Inside Twitter's failed Space launch
How a decimated team and shrinking server capacity rained on Ron DeSantis' parade
Programming note: Platformer will be off Monday for Memorial Day.
At around 5PM PT on Wednesday, Elon Musk and David Sacks joined a call with Florida Gov. Ron DeSantis’ campaign manager, Generra Peck. Their task: to explain what the hell had just happened.
Their high-profile event on Twitter Spaces, where DeSantis had just announced his run for president, had been plagued by technical glitches. The first audio livestream cut out before DeSantis could get his news out. The second one fared little better, drawing roughly 700,000 listeners at its peak. For context, Fox News claimed it drew 7.7 million viewers for Trump’s Tulsa rally in 2020.

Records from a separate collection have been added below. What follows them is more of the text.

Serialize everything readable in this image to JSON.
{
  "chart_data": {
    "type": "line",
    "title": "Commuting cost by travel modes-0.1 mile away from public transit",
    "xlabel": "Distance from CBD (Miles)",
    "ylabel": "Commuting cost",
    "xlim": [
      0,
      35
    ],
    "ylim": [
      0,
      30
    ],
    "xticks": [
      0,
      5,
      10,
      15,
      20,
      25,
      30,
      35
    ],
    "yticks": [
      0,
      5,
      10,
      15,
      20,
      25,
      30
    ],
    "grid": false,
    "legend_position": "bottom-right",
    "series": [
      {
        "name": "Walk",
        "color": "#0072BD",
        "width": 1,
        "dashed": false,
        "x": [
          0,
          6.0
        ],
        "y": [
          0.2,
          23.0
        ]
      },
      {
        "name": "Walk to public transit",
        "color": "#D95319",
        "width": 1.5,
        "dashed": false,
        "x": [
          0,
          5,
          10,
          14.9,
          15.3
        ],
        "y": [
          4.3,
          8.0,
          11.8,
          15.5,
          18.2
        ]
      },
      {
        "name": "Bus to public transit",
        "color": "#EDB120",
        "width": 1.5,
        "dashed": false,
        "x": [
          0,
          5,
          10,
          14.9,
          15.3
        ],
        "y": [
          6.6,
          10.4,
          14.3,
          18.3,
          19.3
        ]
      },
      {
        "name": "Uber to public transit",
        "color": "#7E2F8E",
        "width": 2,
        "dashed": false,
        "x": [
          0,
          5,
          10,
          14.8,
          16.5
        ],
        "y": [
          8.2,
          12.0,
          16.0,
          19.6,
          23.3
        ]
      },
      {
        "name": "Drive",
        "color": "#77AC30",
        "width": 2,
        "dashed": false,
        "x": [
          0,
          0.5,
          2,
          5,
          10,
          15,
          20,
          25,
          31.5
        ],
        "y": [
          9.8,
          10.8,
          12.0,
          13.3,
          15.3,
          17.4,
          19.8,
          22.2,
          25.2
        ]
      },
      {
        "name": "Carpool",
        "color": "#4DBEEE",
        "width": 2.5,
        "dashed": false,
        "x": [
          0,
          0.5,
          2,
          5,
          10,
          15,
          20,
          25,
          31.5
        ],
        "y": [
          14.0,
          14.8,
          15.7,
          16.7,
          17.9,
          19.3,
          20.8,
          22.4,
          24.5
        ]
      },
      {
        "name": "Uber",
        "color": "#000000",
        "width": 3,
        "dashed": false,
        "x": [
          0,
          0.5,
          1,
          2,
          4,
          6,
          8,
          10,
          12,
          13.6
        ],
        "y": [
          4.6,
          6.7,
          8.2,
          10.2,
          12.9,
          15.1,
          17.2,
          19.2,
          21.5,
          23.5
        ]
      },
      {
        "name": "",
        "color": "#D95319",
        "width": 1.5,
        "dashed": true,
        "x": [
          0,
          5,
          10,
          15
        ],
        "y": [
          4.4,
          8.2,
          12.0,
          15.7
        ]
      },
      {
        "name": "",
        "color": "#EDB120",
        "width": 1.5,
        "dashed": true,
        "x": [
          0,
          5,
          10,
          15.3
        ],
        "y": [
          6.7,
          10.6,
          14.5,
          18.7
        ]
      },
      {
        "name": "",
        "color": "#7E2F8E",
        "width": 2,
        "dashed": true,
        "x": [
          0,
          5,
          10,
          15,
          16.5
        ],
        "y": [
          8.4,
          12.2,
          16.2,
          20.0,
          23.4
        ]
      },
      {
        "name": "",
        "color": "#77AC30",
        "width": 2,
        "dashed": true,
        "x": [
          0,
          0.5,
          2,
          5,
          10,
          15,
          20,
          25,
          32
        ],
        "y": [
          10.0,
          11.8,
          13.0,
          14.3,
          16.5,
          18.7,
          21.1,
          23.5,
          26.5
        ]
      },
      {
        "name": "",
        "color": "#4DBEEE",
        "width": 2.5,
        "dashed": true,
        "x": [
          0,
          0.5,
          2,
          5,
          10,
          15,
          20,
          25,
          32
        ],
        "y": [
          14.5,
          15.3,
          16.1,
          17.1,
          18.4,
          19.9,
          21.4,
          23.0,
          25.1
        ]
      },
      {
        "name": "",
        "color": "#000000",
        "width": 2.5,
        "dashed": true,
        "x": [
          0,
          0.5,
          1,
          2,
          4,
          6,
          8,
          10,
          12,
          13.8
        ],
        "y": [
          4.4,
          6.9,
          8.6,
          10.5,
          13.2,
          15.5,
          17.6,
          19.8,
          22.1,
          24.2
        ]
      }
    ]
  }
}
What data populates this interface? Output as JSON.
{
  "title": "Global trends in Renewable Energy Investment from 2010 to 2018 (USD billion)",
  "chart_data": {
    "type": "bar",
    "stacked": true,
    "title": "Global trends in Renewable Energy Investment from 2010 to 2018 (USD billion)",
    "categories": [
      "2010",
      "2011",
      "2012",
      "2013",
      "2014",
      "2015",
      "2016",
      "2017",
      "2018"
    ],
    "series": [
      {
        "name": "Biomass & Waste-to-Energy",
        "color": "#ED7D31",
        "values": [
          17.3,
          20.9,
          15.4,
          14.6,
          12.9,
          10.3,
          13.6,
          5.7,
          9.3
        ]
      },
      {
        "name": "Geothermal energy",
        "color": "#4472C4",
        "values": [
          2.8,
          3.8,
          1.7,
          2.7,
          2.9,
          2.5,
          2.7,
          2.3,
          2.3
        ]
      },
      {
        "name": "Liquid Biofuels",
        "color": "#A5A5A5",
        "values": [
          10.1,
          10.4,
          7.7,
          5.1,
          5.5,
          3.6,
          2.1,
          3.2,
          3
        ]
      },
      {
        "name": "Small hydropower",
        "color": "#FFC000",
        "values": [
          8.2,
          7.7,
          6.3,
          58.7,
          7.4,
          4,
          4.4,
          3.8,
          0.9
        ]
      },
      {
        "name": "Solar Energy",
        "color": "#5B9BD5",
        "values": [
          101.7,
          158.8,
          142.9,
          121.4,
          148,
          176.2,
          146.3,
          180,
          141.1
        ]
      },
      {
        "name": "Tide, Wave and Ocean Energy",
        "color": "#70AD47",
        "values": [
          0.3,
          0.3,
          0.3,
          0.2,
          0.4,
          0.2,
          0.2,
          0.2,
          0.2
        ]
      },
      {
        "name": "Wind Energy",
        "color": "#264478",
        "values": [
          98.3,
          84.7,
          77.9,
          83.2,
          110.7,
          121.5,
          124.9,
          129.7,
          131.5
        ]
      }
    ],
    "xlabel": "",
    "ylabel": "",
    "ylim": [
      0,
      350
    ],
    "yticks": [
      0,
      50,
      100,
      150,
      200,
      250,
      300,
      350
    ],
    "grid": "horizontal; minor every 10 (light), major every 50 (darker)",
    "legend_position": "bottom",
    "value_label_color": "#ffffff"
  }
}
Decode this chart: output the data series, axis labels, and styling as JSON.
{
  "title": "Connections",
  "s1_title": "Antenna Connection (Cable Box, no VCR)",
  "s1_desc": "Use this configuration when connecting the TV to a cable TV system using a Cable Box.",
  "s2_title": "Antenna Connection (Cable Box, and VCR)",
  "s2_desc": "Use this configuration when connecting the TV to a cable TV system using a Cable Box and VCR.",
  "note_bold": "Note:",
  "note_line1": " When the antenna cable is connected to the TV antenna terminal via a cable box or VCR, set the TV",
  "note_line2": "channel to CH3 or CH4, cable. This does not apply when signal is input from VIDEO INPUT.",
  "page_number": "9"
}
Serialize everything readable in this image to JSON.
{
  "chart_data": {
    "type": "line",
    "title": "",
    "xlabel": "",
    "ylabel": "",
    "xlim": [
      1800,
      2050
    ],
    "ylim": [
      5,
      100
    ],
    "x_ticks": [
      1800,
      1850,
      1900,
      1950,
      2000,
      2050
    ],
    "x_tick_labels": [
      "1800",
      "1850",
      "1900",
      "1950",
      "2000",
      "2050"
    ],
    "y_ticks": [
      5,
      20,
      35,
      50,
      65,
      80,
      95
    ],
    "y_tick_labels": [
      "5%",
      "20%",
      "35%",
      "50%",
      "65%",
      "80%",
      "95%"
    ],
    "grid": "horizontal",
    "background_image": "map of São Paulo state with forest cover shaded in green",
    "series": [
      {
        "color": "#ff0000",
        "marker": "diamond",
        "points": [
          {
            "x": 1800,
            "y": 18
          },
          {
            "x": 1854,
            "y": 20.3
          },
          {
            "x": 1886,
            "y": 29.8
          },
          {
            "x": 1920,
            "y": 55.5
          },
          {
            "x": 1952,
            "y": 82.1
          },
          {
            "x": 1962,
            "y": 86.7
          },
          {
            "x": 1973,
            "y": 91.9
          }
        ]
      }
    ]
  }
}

Musk attempted to put a positive spin on the day’s events. He gave Peck “behind the scenes details from Twitter as they handled the nearly 1 million people trying to get into the Spaces room,” Peck tweeted.
The rest of her tweet fell short on details, though. So, for those who didn’t get a call from Musk yesterday, here’s what sources told Platformer about what was happening behind the scenes.
Perhaps the most important thing to know about Spaces’ technical problems: over the past several months Musk cut the Spaces team, which once numbered as many as 100 employees, down to roughly three people.
For months now, the Spaces team has been operating without most of the institutional knowledge it accumulated since Twitter added live audio conversations in 2021 to compete with then-hot Clubhouse.
“Practically no one remaining knows the current architecture in depth,” one person lamented on the pseudonymous employee forum Blind.